Recession should be no excuse to defer plans to fight global warming
The adviser to the British government on the Economics of Climate Change and Development warned that the current financial crisis should not be an excuse for delayed or weak action to adopt ambitious plans to fight global warming.
Sir Nicholas Stern, a former chief economist of the World Bank, said that the aim of the 2008 Climate Change Conference that is taking place in Poznan, Poland is to move from discussions to a more formal mode of negotiation in 2009.
However, Stern said concerns that the financial crisis would make it too costly for the world to adopt ambitious plans to fight global warming could threaten the success of the meeting and damage prospects of addressing dangerous climate change.
Stern, author of the 2006 Review which concluded that the benefits of strong, early action on climate change outweigh the costs, emphasized that the current financial crisis should not be an excuse for delayed or weak action to cut emissions.
However, concerns that the financial crisis would make it too costly for the world to adopt ambitious plans to fight global warming could threaten the success of the meeting and damage prospects of addressing dangerous climate change.
“There are two crucial lessons we must learn from the financial turbulence the world has been facing.
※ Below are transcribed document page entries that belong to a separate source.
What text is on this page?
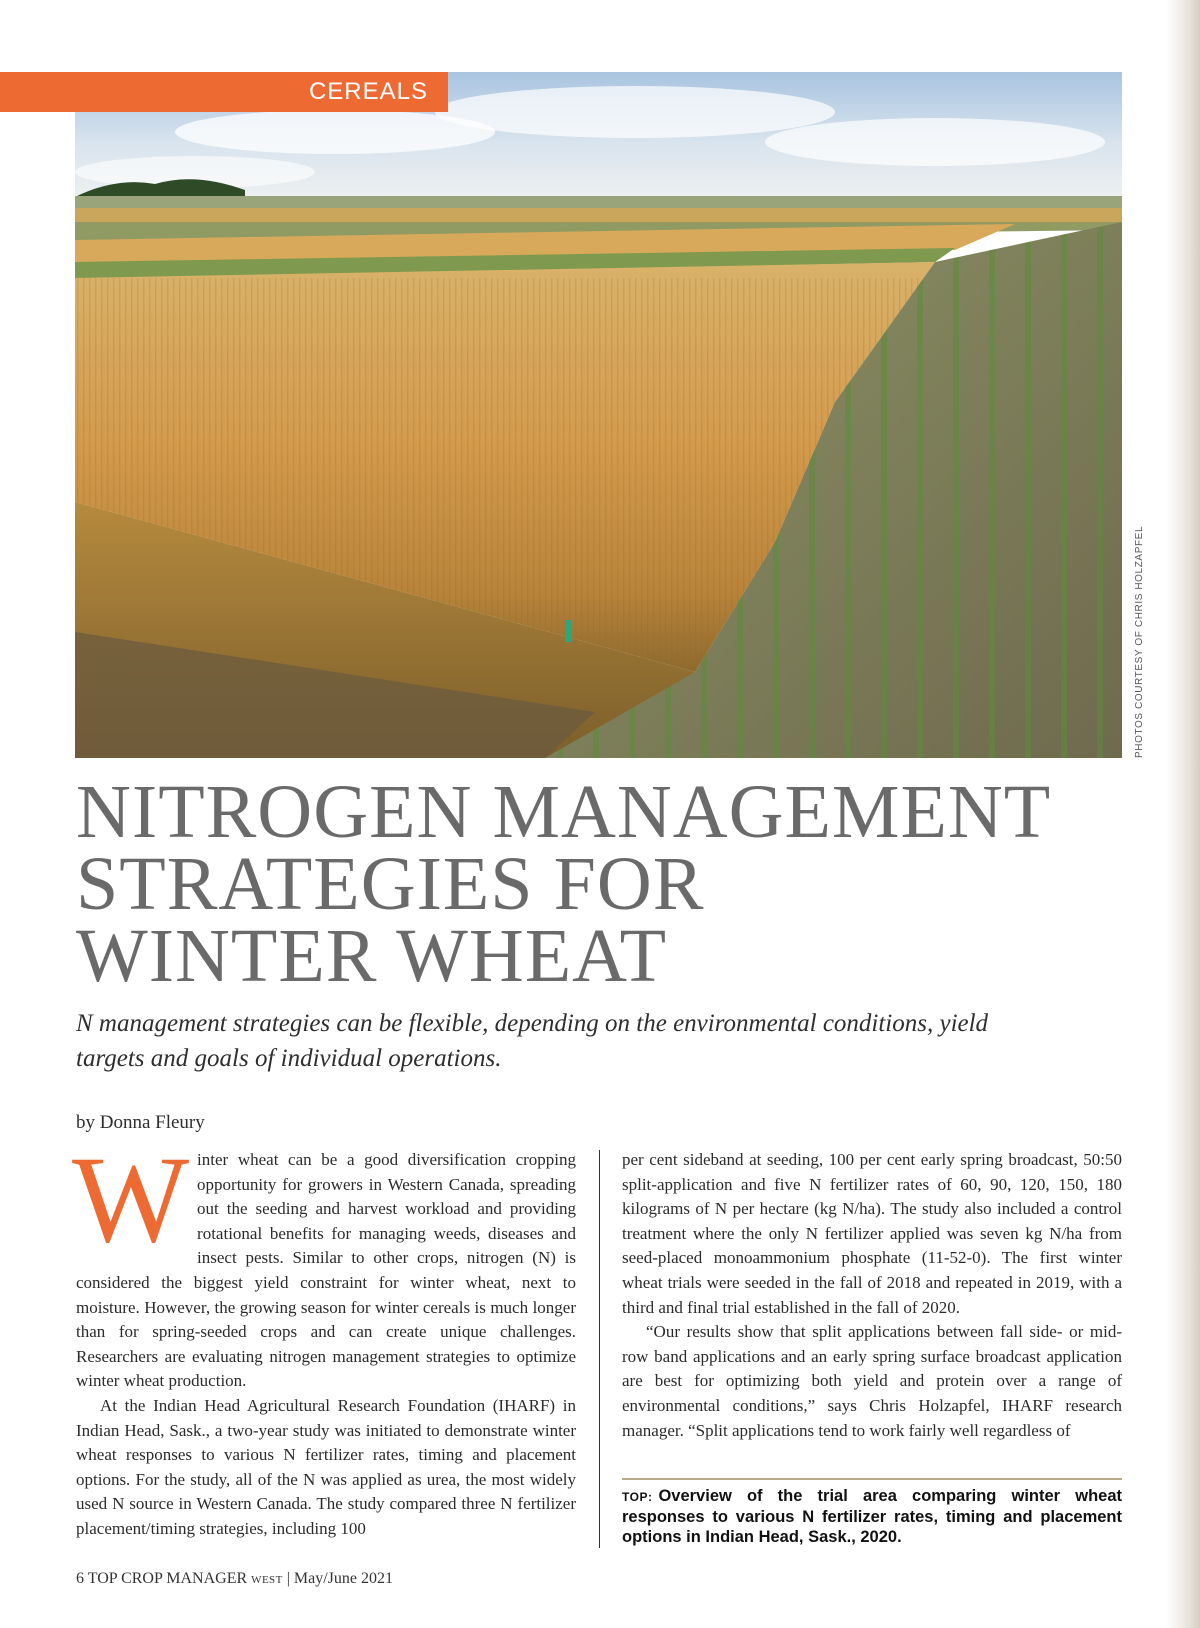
CEREALS
PHOTOS COURTESY OF CHRIS HOLZAPFEL
NITROGEN MANAGEMENT
STRATEGIES FOR
WINTER WHEAT

N management strategies can be flexible, depending on the environmental conditions, yield targets and goals of individual operations.

by Donna Fleury

Winter wheat can be a good diversification cropping opportunity for growers in Western Canada, spreading out the seeding and harvest workload and providing rotational benefits for managing weeds, diseases and insect pests. Similar to other crops, nitrogen (N) is considered the biggest yield constraint for winter wheat, next to moisture. However, the growing season for winter cereals is much longer than for spring-seeded crops and can create unique challenges. Researchers are evaluating nitrogen management strategies to optimize winter wheat production.

At the Indian Head Agricultural Research Foundation (IHARF) in Indian Head, Sask., a two-year study was initiated to demonstrate winter wheat responses to various N fertilizer rates, timing and placement options. For the study, all of the N was applied as urea, the most widely used N source in Western Canada. The study compared three N fertilizer placement/timing strategies, including 100

per cent sideband at seeding, 100 per cent early spring broadcast, 50:50 split-application and five N fertilizer rates of 60, 90, 120, 150, 180 kilograms of N per hectare (kg N/ha). The study also included a control treatment where the only N fertilizer applied was seven kg N/ha from seed-placed monoammonium phosphate (11-52-0). The first winter wheat trials were seeded in the fall of 2018 and repeated in 2019, with a third and final trial established in the fall of 2020.

“Our results show that split applications between fall side- or mid-row band applications and an early spring surface broadcast application are best for optimizing both yield and protein over a range of environmental conditions,” says Chris Holzapfel, IHARF research manager. “Split applications tend to work fairly well regardless of

TOP: Overview of the trial area comparing winter wheat responses to various N fertilizer rates, timing and placement options in Indian Head, Sask., 2020.

6 TOP CROP MANAGER WEST | May/June 2021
First this crisis has been 20 years in the making and shows very clearly that the longer the risk is ignored the bigger will be the consequences; second, we shall face an extended period of recession in the rich countries and low growth for the world as a whole,” Stern said.
He explained that lessons should be learned and take the opportunity of the coincidence of the crisis and the deepening awareness of the great danger of unmanaged climate change because now is the time to lay the foundations for a world of low-carbon growth.
“This moment is of special importance, not only for the opportunity it brings, but also because we are in the middle of the two-year journey from Bali, where negotiations were launched, to Copenhagen which hosts the crucial meeting of the UNFCCC at the end of next year when the world must craft and agree a global deal on climate change to replace Kyoto,” he said.
According to Stern, high-carbon growth, business-as-usual, will by mid-century have taken greenhouse gas concentrations to a point where a major climate disaster is very likely.
He said that the world risks a transformation of the planet so radical that it would involve massive movements of population and widespread conflict, put more prosaically, high-carbon growth will choke off growth.
“To manage the climate sensibly we must cut world emissions by at least 50 per cent by 2050, as recognized at the G8 summit in Japan this year,” he said
Given that rich countries’ emissions are far above the world’s average, Stern noted that their cuts should be at least 80 percent, as clearly recognized in Europe and in the UK with the government’s recent adoption of that target.
“We do not know the length of the recession we have now entered, but it is unlikely to be short. The relevant policies are being put in place to avoid plunging us further into crisis and to start to build a more robust financial system. But as banks rebuild balance sheets and look for higher capital ratios they will have to restrict lending,” he said.
Although monetary policy is important, Stern said it is unlikely to pull countries out of the recession any time soon noting that fiscal policy to expand demand must play a role. But increased government spending should be focused not just on boosting short-term demand.
“We must promote growth that can be sustained,” Stern said.
The coming period of growth, he said, can be firmly based in the low-carbon infrastructure and investments which will not only be profitable, with the right policies, but also allow for a safer, cleaner and quieter economy and society.
“And if, as we must, we halt deforestation, the source of 20 percent of greenhouse gas emissions, at the same time we can also protect and enhance our biodiversity and water systems.”
The International Energy Agency estimates that world energy infrastructure investments are likely to average around $1 trillion per annum over the next 20 years.
He pointed that if the majority of this is low-carbon and some of it is brought forward it will be an outstanding source of investment demand.
“So too, will be the investments for energy efficiency, many of which can be labor intensive and are available immediately,” Stern said. “It is surely clear that a program can be put together which both boosts demand in the short term and prepares for efficient, strong and sustainable growth in the medium term. It must be structured carefully with both public and private sectors working together.”
He said that it will be the private sector that makes most of the investments but the public sector must shape the incentives and the investment climate that allows the investment to take place. That will mean working with the EU and the UNFCCC in Copenhagen to sustain a price for carbon, by use of carbon trading and taxation. It means regulation, for example, on car emissions to give clear signals that allow economies of scale and reduce uncertainty.